The British city of Oxford has stripped Myanmar’s de facto ruler Aung San Suu Kyi of a prestigious award over her government’s brutal persecution of Rohingya Muslims.
The city’s councilors retracted Suu Kyi’s 1997 Freedom of Oxford award, which she personally collected in 2012 for her “pro-democracy” campaign as the leader of the opposition National League for Democracy (NLD) party.
In a statement following a special meeting on Monday, councilor Mary Clarkson said the “unprecedented” move was in response to Suu Kyi’s lack of action to stop what the international community has blasted as Maynmar army’s “ethnic cleansing” of the Muslim minority group.
“Oxford has a long tradition of being a diverse and humane city, and our reputation is tarnished by honoring those who turn a blind eye to violence,” Clarkson said.
“We hope that today we have added our small voice to others calling for human rights and justice for the Rohingya people,” she added, blasting Suu Kyi for denying what the United Nations has described as “a textbook example of genocide.”
More than 600,000 desperate Rohingya Muslims have fled the violence in Myanmar’s Rakhine state and crossed into Bangladesh since late August.
The crackdown, backed by radical Buddhist monks, has left scores of Rohingya villages torched and completely destroyed.

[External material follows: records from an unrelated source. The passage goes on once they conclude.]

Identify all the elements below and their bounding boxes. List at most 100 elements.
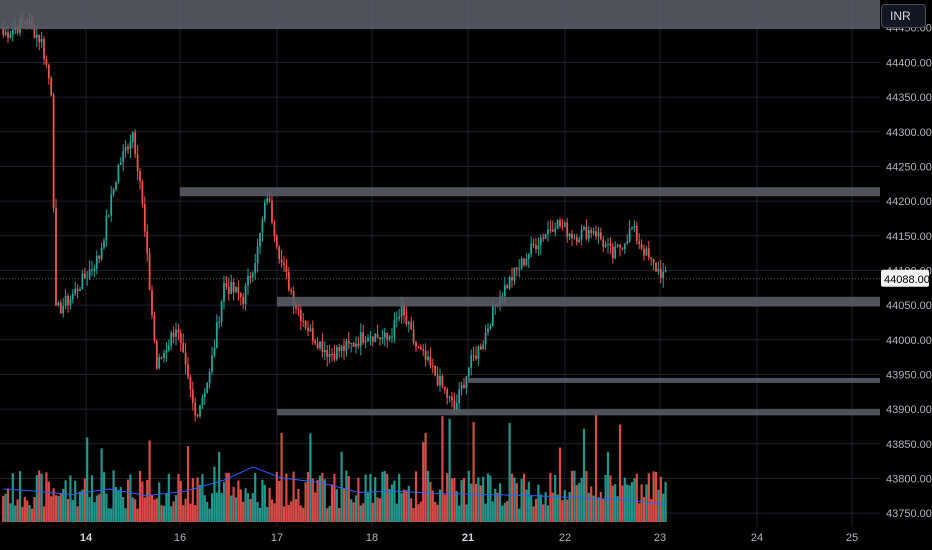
volume-bar: [657, 489, 660, 522]
candle-body: [479, 346, 482, 350]
volume-bar: [573, 470, 576, 522]
volume-bar: [52, 488, 55, 522]
volume-bar: [182, 505, 185, 522]
volume-bar: [174, 495, 178, 522]
candle-body: [374, 333, 377, 342]
candle-body: [316, 343, 319, 349]
candle-body: [182, 342, 185, 353]
volume-bar: [273, 503, 276, 522]
volume-bar: [59, 492, 62, 522]
volume-bar: [6, 488, 10, 522]
candle-body: [187, 364, 189, 377]
volume-bar: [278, 480, 281, 522]
candle-body: [131, 132, 134, 142]
candle-body: [134, 132, 137, 155]
volume-bar: [112, 470, 115, 522]
candle-body: [335, 347, 338, 360]
candle-body: [424, 350, 427, 360]
volume-bar: [659, 476, 662, 522]
candle-body: [487, 328, 489, 333]
date-tick-label: 16: [174, 532, 186, 544]
candle-body: [436, 375, 439, 386]
volume-bar: [256, 501, 259, 522]
candle-body: [592, 231, 595, 234]
volume-bar: [376, 497, 379, 522]
candle-body: [467, 368, 470, 377]
volume-bar: [119, 487, 122, 522]
volume-bar: [14, 505, 17, 522]
volume-bar: [525, 489, 528, 522]
volume-bar: [616, 496, 619, 522]
volume-bar: [263, 484, 266, 522]
date-tick-label: 21: [462, 532, 474, 544]
candle-body: [551, 229, 554, 232]
volume-bar: [398, 473, 401, 522]
date-tick-label: 23: [654, 532, 666, 544]
candle-body: [371, 336, 374, 342]
price-tick-label: 43850.00: [886, 439, 932, 451]
volume-bar: [599, 491, 602, 522]
date-tick-label: 17: [271, 532, 283, 544]
volume-bar: [506, 501, 509, 522]
candle-body: [148, 253, 151, 290]
volume-bar: [592, 495, 595, 522]
volume-bar: [479, 485, 482, 522]
volume-bar: [498, 483, 502, 522]
candle-body: [482, 344, 485, 350]
candle-body: [355, 343, 357, 347]
candle-body: [508, 277, 511, 289]
volume-bar: [326, 508, 329, 522]
candle-body: [523, 258, 525, 265]
candle-body: [532, 243, 535, 246]
candle-body: [580, 229, 583, 240]
candle-body: [561, 226, 564, 228]
price-tick-label: 43950.00: [886, 369, 932, 381]
volume-bar: [556, 494, 559, 522]
volume-bar: [186, 445, 190, 522]
volume-bar: [474, 483, 478, 522]
candle-body: [62, 305, 65, 314]
date-tick-label: 24: [751, 532, 763, 544]
volume-bar: [335, 489, 338, 522]
volume-bar: [602, 498, 605, 522]
volume-bar: [198, 484, 202, 522]
candle-body: [103, 240, 105, 248]
candle-body: [427, 356, 429, 360]
volume-bar: [590, 486, 593, 522]
candle-body: [323, 349, 326, 353]
candle-body: [511, 277, 513, 281]
candle-body: [95, 255, 98, 269]
volume-bar: [102, 472, 106, 522]
volume-bar: [554, 474, 557, 522]
candle-body: [321, 341, 324, 353]
candle-body: [383, 332, 386, 338]
candle-body: [43, 38, 45, 59]
currency-button[interactable]: INR: [881, 4, 926, 28]
volume-bar: [570, 470, 574, 522]
candle-body: [273, 222, 276, 236]
volume-bar: [33, 497, 36, 522]
price-tick-label: 43750.00: [886, 508, 932, 520]
candle-body: [439, 375, 441, 386]
volume-bar: [203, 495, 206, 522]
volume-bar: [580, 477, 583, 522]
volume-bar: [431, 490, 434, 522]
volume-bar: [194, 505, 197, 522]
candle-body: [571, 233, 573, 239]
candle-body: [112, 189, 115, 195]
candle-body: [203, 392, 206, 398]
volume-bar: [78, 491, 82, 522]
volume-bar: [93, 502, 96, 522]
volume-bar: [460, 480, 463, 522]
volume-bar: [362, 503, 365, 522]
volume-bar: [239, 489, 242, 522]
volume-bar: [369, 473, 372, 522]
candle-body: [434, 365, 437, 376]
volume-bar: [558, 447, 562, 522]
candle-body: [285, 265, 288, 273]
volume-bar: [105, 493, 108, 522]
price-tick-label: 44350.00: [886, 92, 932, 104]
volume-bar: [160, 505, 163, 522]
candle-body: [585, 226, 588, 239]
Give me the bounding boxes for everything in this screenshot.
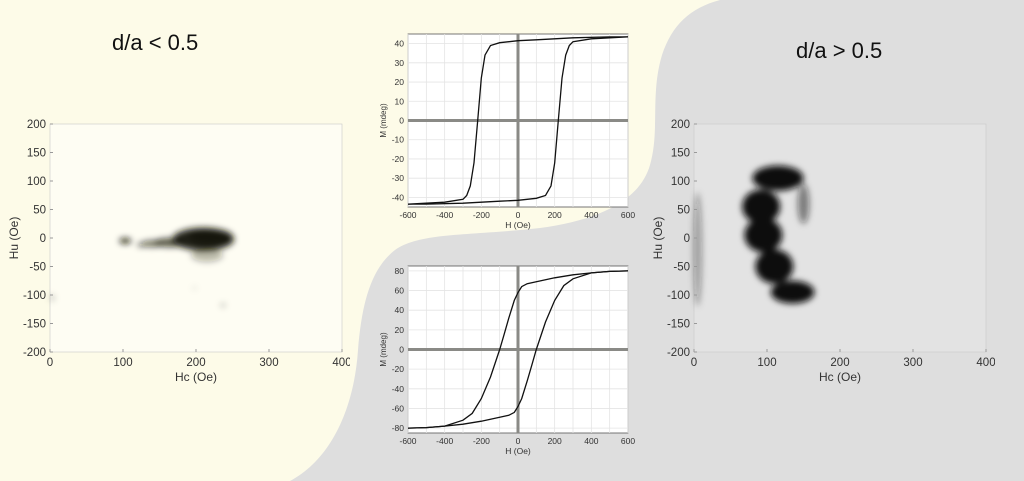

Aid organizations have also reported numerous cases of sexual abuse against Rohingya women and children.
“The burning of their villages has been independently confirmed by satellite images… yet Aung San Suu Kyi has denied any ethnic cleansing and dismissed numerous claims of sexual violence against Rohingya women as ‘fake rape’,” Clarkson said in her statement.
UK Prime Minister Theresa May said earlier this month that the situation in Myanmar “looks like ethnic cleansing” and the Southeast Asian country’s military and government “must take full responsibility.”
Before the latest snub, Suu Kyi’s portrait was removed from her alma mater of St Hugh’s College, where she studied between 1964 and 1967.
Suu Kyi has also been under pressure to return a Noble peace prize she was awarded in 1991. However, the Norwegian Nobel Institute, that oversees the prize, says it cannot be revoked despite growing calls from former previous Noble laureates and an online petition signed by over 400,000 people.